The digital oil field concept provides a useful model for how users in any industry can take data from the field or plant floor all the way to enterprise systems, presenting it to a variety of users in a way consistent with their job functions.
Picture credit: Bersin by DeloitteWonderware HMI/ SCADA, System Platform and other Invensys software applications are being integrated to create the digital oil field, supplying maintenance, engineering, compliance and other departments with real-time data, polled data, alarms, workflow triggers, and even forms to make management of operations more efficient.
Invensys is integrating its Wonderware Workflow and Intelligence software with System Platform software to enable this . “We can use Workflow and Intelligence to bridge gaps between people and processes,” says Abdy Jalilvand, North American upstream business manager for Invensys. “Shell uses the concept of ‘bringing work to the workers.’ We want to bring summaries to people in various departments to make sure their asset data, for example, is being collected, monitored, reported and acted upon.”
Jalilvand spoke at the Invensys Software Conference along with Paul James, an Invensys principal solution architect for upstream oil/gas, and Joe Hens, vice president of system integrator IPACT, an expert on creating digital workflows. The three discussed integrating System Platform, Wonderware Workflow and remote asset management to leverage data already being collected to eliminate manual processes and associated delays in work order requests.
To better understand the scope of how this works, James says to consider an oilfield setting, where many assets are generating data. “Of course, there’s the drilling asset and production asset, but there are also simple assets: chart recorders, tank level gauges and other such devices from which data is collected and sent to the SCADA system,” he says. In addition, GPS-based devices are tracking generator use location and how long it’s been running. Smart flowmeters, used as sales meters, typically have a small amount of I/O connected to a radio. Other communication assets track power and substation data, water/wastewater data, including frac water management, environmental air/water quality, meteorological data and more.
Each of these assets has an identity—meta data including information about location or the operator/technician assigned to that asset. “Every asset also has I/O, and I/O history matched with meta data is valuable to the end user,” says James.
Data from simple assets may go into a static database, while assets with large amounts of I/O go into a real-time database or historian. “If the SCADA system is already connected to the database or historian, you can make use of the data and use the SCADA system as a common interface,” says James.
As an example, consider a work order request from the field that starts with the standard well management screen on the SCADA system. One click sends the work order information directly into the asset management system, as well as into maintenance reports and handheld devices for assignment and eventual execution. The same data could also go into a Safety Asset Summary Report.
“What’s different about this kind of transfer is that it can be initiated from the field while the operator is at the asset,” says James. “Traditionally the field worker would enter the information on a notepad and the next time he’s in the office he would pass it off to the maintenance department.”

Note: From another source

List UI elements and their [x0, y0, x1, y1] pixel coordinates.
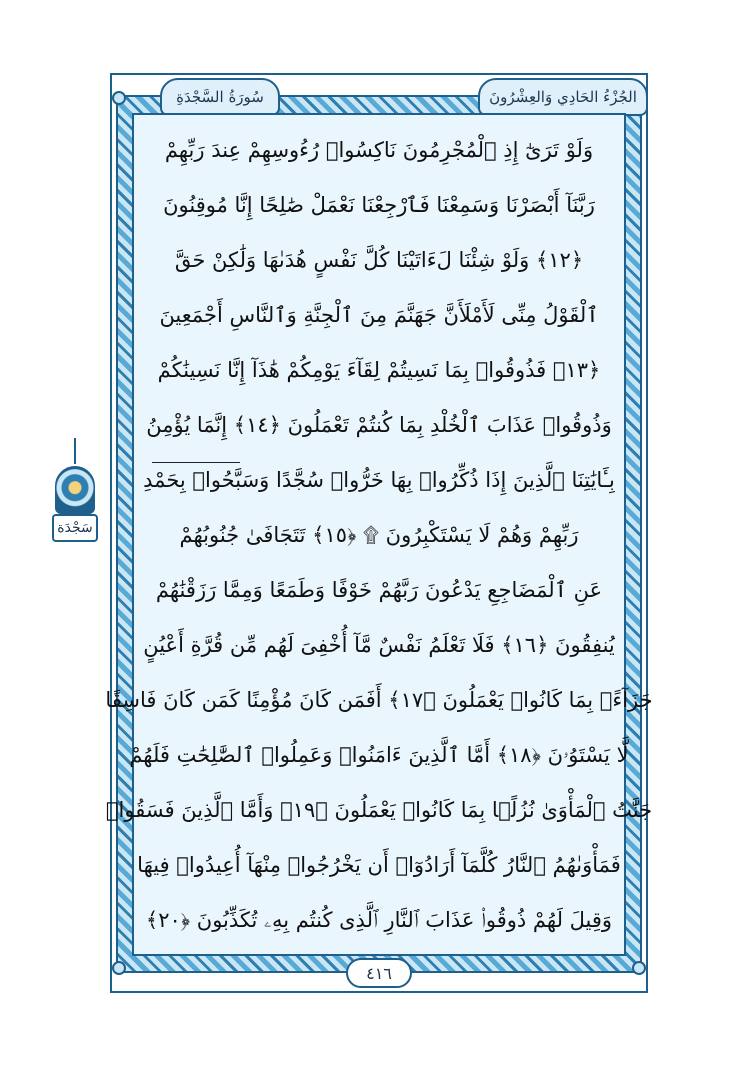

Notes and pictures can be now be uploaded and attached to the work order from the field. The system can also add the GPS location of assets and people so that supervisors can assign resources that are closest.
“The thing that is tricky [for oilfield operations] is Internet connectivity; so we’re looking at SMS messaging rather than 3G/4G connectivity to make assignments,” says James.
Hens says the same interface can also have button added that links to a document management system. It can show a list of all the documents available for the asset, and can assign and launch safe work permits.
Having proven workflow’s capabilities in the oilfield environment, it’s easy to see the kind of value it could bring to any operations with distributed data sources and mobile workers. “Workflow is a toolkit,” Hens says, “that can bring automated document management and asset management capabilities to small and medium companies that still rely on manual processes.”